Select columns of data.table based on regex

Select columns of data.table based on regex - regex

How can I select columns of a data.table based on a regex?
Consider a simple example as follows:
library(data.table)
mydt <- data.table(foo=c(1,2), bar=c(2,3), baz=c(3,4))
Is there a way to use columns of bar and baz from the datatable based on a regex? I know that the following solution works but if the table is much bigger and I would like to choose more variables this could easily get cumbersome.
mydt[, .(bar, baz)]
I would like to have something like matches() in dplyr::select() but only by reference.

You can also try to use %like% from data.table package, which is a "convenience function for calling regexpr". However makes code more readable ;)
In this case, answering your question:
mydt[, .SD, .SDcols = names(mydt) %like% "bar|baz"]
As %like% returns a logical vector, whe can use the following to get every column except those which contain "foo":
mydt[, .SD, .SDcols = ! names(mydt) %like% "foo"]
where !negates the logical vector.

David's answer will work. But if your regex is long and you would rather it be done first, try:
cols <- grep("<regex pattern>", names(mydt), value=T)
mydt[, cols, with=FALSE]
It just depends on your preferences and needs. You can also assign the subsetted table to a chosen variable if you need the original intact.

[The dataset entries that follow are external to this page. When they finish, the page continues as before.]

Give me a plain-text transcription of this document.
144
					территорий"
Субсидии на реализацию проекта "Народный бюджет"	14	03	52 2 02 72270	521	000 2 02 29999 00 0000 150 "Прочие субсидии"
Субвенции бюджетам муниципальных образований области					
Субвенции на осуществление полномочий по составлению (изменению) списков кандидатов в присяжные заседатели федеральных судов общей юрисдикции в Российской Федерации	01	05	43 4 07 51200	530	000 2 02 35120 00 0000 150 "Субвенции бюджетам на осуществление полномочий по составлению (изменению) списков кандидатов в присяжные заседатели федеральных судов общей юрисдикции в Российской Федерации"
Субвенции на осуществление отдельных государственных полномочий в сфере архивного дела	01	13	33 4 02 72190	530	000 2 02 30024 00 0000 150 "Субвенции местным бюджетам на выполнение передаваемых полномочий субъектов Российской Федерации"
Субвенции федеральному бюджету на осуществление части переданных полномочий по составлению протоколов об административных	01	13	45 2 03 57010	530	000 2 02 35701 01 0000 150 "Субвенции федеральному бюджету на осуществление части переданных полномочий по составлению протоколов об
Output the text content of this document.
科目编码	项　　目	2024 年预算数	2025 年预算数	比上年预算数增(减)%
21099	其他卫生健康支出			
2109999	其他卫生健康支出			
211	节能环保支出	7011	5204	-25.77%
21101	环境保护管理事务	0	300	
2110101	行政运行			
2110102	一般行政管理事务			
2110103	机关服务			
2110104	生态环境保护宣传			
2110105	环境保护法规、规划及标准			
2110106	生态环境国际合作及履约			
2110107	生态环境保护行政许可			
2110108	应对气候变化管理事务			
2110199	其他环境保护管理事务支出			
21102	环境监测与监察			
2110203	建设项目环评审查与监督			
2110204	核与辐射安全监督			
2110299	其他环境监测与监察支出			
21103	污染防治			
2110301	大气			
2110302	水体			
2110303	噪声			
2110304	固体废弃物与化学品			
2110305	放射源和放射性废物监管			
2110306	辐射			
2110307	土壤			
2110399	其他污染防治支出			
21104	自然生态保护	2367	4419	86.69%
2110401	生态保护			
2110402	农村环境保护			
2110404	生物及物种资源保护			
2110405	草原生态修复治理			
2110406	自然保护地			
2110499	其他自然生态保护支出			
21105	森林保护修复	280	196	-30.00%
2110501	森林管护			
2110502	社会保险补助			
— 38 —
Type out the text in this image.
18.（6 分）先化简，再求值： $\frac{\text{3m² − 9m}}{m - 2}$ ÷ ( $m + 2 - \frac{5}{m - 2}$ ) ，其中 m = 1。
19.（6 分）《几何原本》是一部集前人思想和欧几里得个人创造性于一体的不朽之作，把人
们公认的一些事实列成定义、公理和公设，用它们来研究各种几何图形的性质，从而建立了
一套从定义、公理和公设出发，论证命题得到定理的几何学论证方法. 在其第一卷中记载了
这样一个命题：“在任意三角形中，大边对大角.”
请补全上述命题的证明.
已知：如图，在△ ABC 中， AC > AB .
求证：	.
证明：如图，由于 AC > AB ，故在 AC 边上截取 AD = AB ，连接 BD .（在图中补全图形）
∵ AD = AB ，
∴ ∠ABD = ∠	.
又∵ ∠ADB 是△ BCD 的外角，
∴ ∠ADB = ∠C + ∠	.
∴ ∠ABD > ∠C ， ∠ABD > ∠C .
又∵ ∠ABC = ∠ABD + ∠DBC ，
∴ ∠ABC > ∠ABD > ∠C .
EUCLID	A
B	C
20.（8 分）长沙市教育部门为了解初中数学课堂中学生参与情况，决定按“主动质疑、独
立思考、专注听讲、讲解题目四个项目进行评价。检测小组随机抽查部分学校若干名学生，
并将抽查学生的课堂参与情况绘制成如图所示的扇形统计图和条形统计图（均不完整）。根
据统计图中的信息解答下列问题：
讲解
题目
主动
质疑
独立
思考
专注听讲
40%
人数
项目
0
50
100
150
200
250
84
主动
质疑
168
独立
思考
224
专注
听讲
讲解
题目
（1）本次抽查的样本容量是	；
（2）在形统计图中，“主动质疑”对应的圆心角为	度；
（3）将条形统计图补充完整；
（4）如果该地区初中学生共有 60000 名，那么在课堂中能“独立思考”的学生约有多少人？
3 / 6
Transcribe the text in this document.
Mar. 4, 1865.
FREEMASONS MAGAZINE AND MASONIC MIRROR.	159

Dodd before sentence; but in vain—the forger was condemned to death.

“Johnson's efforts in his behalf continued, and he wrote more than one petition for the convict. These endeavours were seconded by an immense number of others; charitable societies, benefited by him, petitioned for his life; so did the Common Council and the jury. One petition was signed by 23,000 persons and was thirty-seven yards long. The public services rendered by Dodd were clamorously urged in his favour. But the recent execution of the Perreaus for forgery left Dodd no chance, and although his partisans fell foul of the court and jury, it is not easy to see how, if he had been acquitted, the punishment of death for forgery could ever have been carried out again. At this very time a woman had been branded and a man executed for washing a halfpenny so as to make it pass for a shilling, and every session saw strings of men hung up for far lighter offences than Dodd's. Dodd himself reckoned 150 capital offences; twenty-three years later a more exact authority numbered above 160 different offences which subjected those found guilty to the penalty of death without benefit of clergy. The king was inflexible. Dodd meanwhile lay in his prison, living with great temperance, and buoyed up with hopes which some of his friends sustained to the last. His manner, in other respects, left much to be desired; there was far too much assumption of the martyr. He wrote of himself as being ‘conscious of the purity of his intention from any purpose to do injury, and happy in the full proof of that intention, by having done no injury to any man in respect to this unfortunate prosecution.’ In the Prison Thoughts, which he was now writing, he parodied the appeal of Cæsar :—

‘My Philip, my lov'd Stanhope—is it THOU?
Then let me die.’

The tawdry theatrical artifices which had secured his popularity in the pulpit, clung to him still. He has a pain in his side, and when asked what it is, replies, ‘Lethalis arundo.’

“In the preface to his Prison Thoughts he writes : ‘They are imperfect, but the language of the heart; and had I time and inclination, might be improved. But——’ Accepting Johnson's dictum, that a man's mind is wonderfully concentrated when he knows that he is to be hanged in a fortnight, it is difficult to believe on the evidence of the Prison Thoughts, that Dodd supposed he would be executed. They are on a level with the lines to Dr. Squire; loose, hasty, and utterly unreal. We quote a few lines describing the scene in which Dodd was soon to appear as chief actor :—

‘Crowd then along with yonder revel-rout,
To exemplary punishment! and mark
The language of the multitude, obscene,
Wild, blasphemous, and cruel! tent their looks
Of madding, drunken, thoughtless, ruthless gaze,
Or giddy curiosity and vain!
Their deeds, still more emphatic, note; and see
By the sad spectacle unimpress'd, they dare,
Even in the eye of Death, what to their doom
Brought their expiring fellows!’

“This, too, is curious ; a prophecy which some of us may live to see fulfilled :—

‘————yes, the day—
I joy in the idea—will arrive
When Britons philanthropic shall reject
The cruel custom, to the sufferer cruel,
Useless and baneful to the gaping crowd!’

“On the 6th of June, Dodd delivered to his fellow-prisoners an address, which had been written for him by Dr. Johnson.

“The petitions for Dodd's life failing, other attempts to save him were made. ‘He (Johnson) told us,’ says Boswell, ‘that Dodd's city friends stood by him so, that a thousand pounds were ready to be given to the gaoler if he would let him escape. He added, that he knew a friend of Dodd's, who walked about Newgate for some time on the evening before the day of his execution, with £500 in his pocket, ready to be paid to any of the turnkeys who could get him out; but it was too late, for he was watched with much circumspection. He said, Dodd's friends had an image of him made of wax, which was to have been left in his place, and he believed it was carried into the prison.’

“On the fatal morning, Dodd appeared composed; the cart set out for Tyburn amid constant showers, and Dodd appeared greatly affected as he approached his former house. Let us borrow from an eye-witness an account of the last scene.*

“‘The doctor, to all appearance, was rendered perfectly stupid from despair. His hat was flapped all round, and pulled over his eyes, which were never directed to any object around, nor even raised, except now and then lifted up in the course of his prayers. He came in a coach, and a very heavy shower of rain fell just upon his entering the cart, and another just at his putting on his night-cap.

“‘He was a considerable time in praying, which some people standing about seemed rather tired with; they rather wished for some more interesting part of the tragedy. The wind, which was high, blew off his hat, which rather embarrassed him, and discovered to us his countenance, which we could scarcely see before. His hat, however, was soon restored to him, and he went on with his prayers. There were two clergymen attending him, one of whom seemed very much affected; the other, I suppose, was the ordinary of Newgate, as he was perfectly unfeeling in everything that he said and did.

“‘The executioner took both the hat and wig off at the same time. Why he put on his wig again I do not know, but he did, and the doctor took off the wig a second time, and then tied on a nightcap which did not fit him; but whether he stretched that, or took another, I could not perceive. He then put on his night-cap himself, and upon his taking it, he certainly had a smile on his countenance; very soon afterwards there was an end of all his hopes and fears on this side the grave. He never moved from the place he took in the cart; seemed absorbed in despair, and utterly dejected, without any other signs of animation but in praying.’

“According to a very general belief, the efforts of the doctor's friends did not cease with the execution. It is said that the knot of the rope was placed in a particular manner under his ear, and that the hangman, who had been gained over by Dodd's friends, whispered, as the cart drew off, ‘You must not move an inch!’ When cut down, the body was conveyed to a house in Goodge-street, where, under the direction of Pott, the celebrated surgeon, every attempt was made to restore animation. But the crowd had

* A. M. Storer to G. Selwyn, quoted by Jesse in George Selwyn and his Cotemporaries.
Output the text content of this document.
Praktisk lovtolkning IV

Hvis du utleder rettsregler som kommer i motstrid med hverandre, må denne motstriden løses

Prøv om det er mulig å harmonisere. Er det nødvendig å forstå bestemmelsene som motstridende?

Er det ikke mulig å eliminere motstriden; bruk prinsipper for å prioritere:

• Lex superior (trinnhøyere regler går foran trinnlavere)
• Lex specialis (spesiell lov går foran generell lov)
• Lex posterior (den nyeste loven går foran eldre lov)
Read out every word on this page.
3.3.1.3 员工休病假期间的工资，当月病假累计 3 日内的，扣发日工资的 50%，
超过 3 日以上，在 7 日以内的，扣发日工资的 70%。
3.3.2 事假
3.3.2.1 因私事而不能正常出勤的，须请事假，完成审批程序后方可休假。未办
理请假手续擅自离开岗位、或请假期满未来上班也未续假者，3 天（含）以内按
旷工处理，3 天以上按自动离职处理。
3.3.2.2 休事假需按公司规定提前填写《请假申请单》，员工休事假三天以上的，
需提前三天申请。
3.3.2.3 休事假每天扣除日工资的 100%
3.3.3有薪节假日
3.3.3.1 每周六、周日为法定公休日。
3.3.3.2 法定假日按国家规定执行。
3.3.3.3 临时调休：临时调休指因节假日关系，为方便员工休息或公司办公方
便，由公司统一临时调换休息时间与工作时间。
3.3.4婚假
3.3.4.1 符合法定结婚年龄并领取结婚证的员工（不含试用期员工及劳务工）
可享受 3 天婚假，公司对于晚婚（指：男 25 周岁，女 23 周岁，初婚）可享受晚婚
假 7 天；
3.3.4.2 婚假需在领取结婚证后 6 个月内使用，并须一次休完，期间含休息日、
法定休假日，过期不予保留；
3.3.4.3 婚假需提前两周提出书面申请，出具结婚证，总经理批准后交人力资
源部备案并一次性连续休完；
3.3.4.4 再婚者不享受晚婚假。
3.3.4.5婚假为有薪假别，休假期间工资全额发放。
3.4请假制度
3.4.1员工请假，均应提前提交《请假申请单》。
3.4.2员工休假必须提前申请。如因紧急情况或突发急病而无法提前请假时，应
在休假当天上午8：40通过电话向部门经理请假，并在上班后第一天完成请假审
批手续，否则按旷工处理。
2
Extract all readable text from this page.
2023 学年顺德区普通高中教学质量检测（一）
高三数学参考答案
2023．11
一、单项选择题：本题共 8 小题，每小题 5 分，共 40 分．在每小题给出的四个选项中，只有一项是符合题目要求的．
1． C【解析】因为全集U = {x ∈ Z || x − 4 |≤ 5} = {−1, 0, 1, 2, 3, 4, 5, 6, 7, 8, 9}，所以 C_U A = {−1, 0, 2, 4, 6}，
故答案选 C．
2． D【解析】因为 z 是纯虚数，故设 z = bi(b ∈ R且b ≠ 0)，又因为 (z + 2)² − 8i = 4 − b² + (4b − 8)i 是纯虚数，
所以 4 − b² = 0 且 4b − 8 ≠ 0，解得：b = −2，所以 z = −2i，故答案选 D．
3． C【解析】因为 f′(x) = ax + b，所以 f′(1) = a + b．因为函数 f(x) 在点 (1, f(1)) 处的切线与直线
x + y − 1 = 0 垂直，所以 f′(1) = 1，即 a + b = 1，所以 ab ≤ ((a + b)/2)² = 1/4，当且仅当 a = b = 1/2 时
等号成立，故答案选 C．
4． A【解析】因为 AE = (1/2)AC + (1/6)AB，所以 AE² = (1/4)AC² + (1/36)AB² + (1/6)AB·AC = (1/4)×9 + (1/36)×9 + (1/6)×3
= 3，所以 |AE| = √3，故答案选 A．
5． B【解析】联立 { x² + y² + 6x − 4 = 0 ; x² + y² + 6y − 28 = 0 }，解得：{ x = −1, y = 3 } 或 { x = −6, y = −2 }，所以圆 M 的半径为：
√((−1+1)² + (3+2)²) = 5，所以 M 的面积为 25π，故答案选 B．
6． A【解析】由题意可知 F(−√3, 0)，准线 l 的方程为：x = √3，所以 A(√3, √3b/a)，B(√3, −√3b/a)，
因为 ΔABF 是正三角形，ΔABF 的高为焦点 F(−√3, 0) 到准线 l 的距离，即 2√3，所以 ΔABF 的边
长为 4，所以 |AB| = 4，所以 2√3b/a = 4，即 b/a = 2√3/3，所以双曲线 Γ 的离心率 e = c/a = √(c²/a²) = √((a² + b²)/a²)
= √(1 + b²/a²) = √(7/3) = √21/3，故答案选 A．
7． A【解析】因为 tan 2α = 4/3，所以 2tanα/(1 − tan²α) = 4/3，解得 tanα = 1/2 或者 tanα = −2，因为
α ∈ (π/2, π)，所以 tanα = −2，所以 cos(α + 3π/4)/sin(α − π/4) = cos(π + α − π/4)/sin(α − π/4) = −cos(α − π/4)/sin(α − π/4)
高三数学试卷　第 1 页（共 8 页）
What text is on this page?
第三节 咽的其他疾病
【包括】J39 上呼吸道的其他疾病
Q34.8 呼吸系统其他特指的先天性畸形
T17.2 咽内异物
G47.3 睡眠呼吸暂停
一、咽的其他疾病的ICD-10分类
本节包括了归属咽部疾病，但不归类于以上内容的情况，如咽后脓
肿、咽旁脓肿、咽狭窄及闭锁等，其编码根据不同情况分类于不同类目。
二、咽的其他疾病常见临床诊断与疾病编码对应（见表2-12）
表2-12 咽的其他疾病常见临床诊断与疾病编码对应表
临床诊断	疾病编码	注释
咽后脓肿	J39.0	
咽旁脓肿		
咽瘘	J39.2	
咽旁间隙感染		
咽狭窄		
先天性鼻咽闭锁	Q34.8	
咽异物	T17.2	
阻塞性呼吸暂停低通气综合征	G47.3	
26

UPDATE: I updated the comparison with #sindri_baldur's answer - using version 1.12.6. According to the results, patterns() is a handy shortcut, but if performance matters, one should stick with the .. or with = FALSE solution (see below).
Apparently, there is a new way of achieving this from version 1.10.2 onwards.
library(data.table)
cols <- grep("bar|baz", names(mydt), value = TRUE)
mydt[, ..cols]
It seems to work the fastest out of the posted solutions.
# Creating a large data.table with 100k rows, 32 columns
n <- 100000
foo_cols <- paste0("foo", 1:30)
big_dt <- data.table(bar = rnorm(n), baz = rnorm(n))
big_dt[, (foo_cols) := rnorm(n)]
# Methods
subsetting <- function(dt) {
subset(dt, select = grep("bar|baz", names(dt)))
}
usingSD <- function(dt) {
dt[, .SD, .SDcols = names(dt) %like% "bar|baz"]
}
usingWith <- function(dt) {
cols <- grep("bar|baz", names(dt), value = TRUE)
dt[, cols, with = FALSE]
}
usingDotDot <- function(dt) {
cols <- grep("bar|baz", names(dt), value = TRUE)
dt[, ..cols]
}
usingPatterns <- function(dt) {
dt[, .SD, .SDcols = patterns("bar|baz")]
}
# Benchmark
microbenchmark(
subsetting(big_dt), usingSD(big_dt), usingWith(big_dt), usingDotDot(big_dt), usingPatterns(big_dt),
times = 5000
)
#Unit: microseconds
# expr min lq mean median uq max neval
# subsetting(big_dt) 430 759 1672 1309 1563 82934 5000
# usingSD(big_dt) 547 951 1872 1461 1797 60357 5000
# usingWith(big_dt) 278 496 1331 1112 1304 62656 5000
# usingDotDot(big_dt) 289 483 1392 1117 1344 55878 5000
# usingPatterns(big_dt) 596 1019 1984 1518 1913 120331 5000

Since data.table v1.12.0 (Jan 2019) you can do:
mydt[, .SD, .SDcols = patterns("bar|baz")]
From the official documentation ?data.table, on the .SDcols argument:
[...] you can filter columns to include in .SD based on their names according to regular
expressions via .SDcols=patterns(regex1, regex2, ...). The included
columns will be the intersection of the columns identified by each
pattern; pattern unions can easily be specified with | in a regex. [...] You
can also invert a pattern as usual with .SDcols = !patterns(...).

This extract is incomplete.